Stasera su Rai 5 il concerto dell’Orchestra Rai con Julia Hagen al violoncello

La violoncellista austriaca debutta con l’Orchestra Sinfonica Nazionale della Rai. Sul podio Andrés Orozco-Estrada. Appuntamento giovedì 9 aprile.

Julia Hagen sale sul palco dell’Auditorium Rai “Arturo Toscanini” di Torino. La giovane violoncellista austriaca è la protagonista del prossimo concerto dell’Orchestra Sinfonica Nazionale della Rai. L’evento si tiene giovedì 9 aprile alle 20.30. La diretta è in onda su Rai Radio 3 alla stessa ora. Poi, alle 22.55, il concerto va in onda su Rai 5, con una breve introduzione di Gloria Campaner.

Chi è Julia Hagen

Nata nel 1995, Julia Hagen è una delle violoncelliste più interessanti della sua generazione. Il suo stile unisce vitalità, audacia interpretativa e piena padronanza tecnica. Nel 2024 ha vinto il prestigioso UBS Young Artist Award. Questo riconoscimento l’ha portata al Festival di Lucerna come solista con i Wiener Philharmoniker, diretti da Christian Thielemann.

La sua carriera è oggi consolidata a livello internazionale. Hagen collabora con istituzioni come la Cleveland Orchestra e con le principali compagini europee. È inoltre presenza abituale nei grandi festival, tra cui quello di Salisburgo.

Il programma: Elgar e Rachmaninov

Per il suo debutto con l’Orchestra Rai, Hagen ha scelto un’opera simbolo del repertorio per violoncello.
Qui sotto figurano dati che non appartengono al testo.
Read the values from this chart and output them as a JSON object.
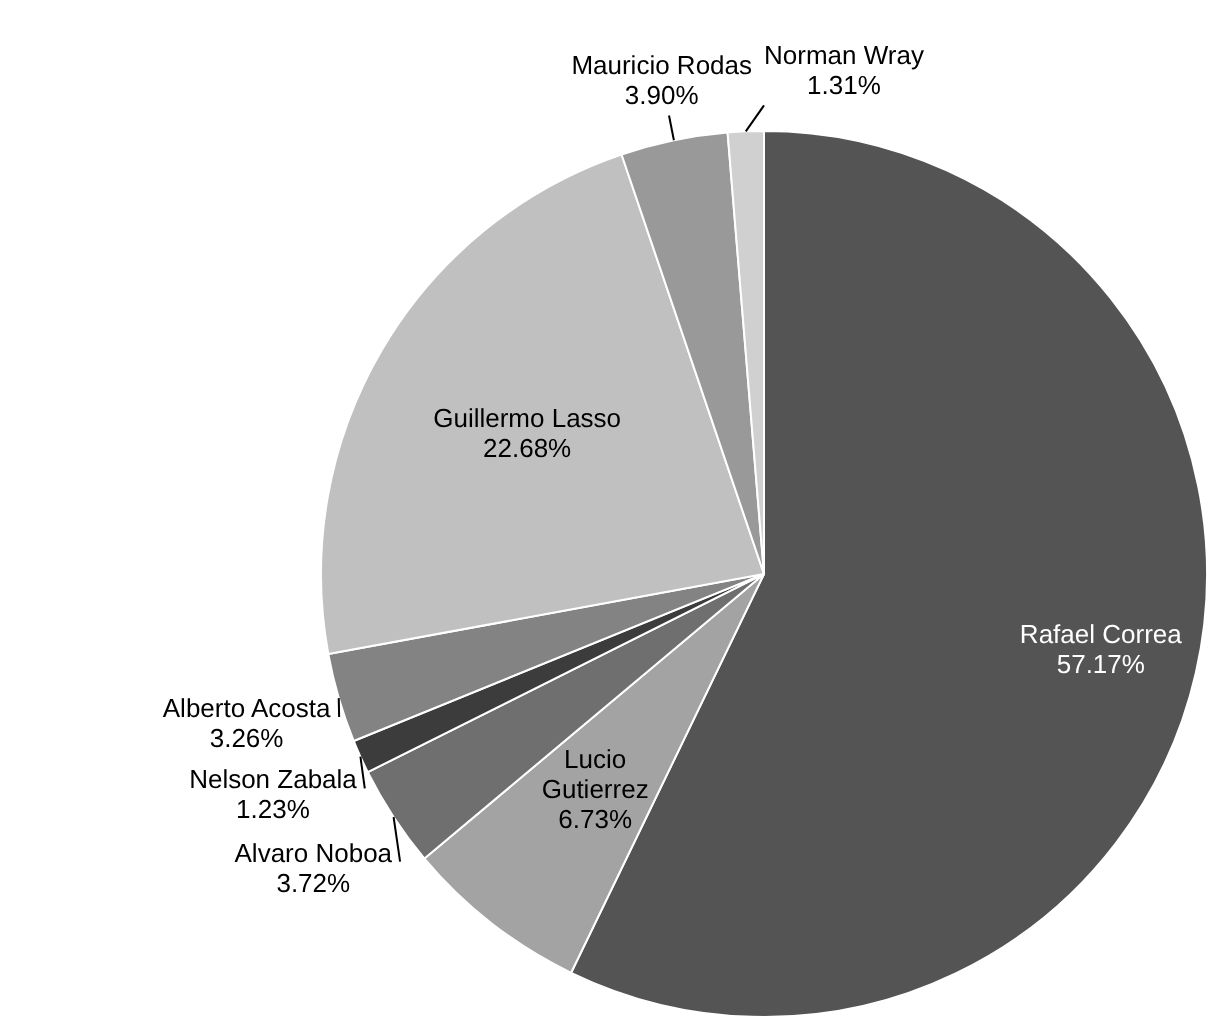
{
  "chart_data": {
    "type": "pie",
    "categories": [
      "Rafael Correa",
      "Lucio Gutierrez",
      "Alvaro Noboa",
      "Nelson Zabala",
      "Alberto Acosta",
      "Guillermo Lasso",
      "Mauricio Rodas",
      "Norman Wray"
    ],
    "values": [
      57.17,
      6.73,
      3.72,
      1.23,
      3.26,
      22.68,
      3.9,
      1.31
    ],
    "colors": [
      "#545454",
      "#a3a3a3",
      "#6f6f6f",
      "#3c3c3c",
      "#838383",
      "#c0c0c0",
      "#999999",
      "#d0d0d0"
    ],
    "value_labels": [
      "57.17%",
      "6.73%",
      "3.72%",
      "1.23%",
      "3.26%",
      "22.68%",
      "3.90%",
      "1.31%"
    ],
    "legend": false
  }
}
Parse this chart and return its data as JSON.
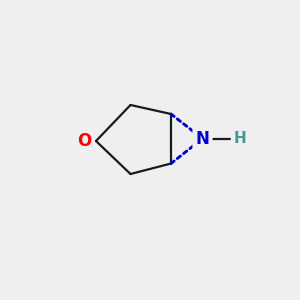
{
  "bg_color": "#efefef",
  "bond_color": "#1a1a1a",
  "O_color": "#ff0000",
  "N_color": "#0000cc",
  "H_color": "#4a9696",
  "O_label": "O",
  "N_label": "N",
  "H_label": "H",
  "font_size": 12,
  "lw": 1.6,
  "figsize": [
    3.0,
    3.0
  ],
  "dpi": 100,
  "xlim": [
    0,
    10
  ],
  "ylim": [
    0,
    10
  ]
}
Si tratta del Concerto in mi minore op. 85 di Edward Elgar, composto nel 1919. È l’ultimo capolavoro del compositore britannico, oltre che il suo testamento spirituale. Dopo di esso, Elgar cadde in un lungo silenzio creativo.

La prima esecuzione non fu un successo, a causa della scarsità di prove disponibili. Eppure, col tempo, l’opera è diventata un pilastro del repertorio classico. Il merito è soprattutto della sua profondità emotiva. Il Concerto è strutturato in quattro movimenti. L’Adagio, in particolare, raggiunge un’intensità difficile da dimenticare. Lo stile di Elgar bilancia slancio popolare e malinconia rassegnata.

Rachmaninov nella seconda parte

Nella seconda parte della serata sale sul podio Andrés Orozco-Estrada, direttore principale dell’OSN Rai. In programma c’è la Sinfonia n. 2 in mi minore op. 27 di Sergej Rachmaninov, composta tra il 1906 e il 1907.

La storia di questa sinfonia ha un precedente significativo. La Prima Sinfonia di Rachmaninov fu un fiasco clamoroso. Quella delusione spinse il compositore verso una lunga crisi creativa. La Seconda, invece, riscosse un successo immediato. La prima esecuzione avvenne nel 1908 a San Pietroburgo, con Rachmaninov stesso sul podio.

Anche per questo il concerto di giovedì sera merita attenzione. Due opere segnate da storie di insuccesso e riscatto, interpretate da artisti di primo piano. Un’occasione da non perdere, comodamente da casa su Rai 5.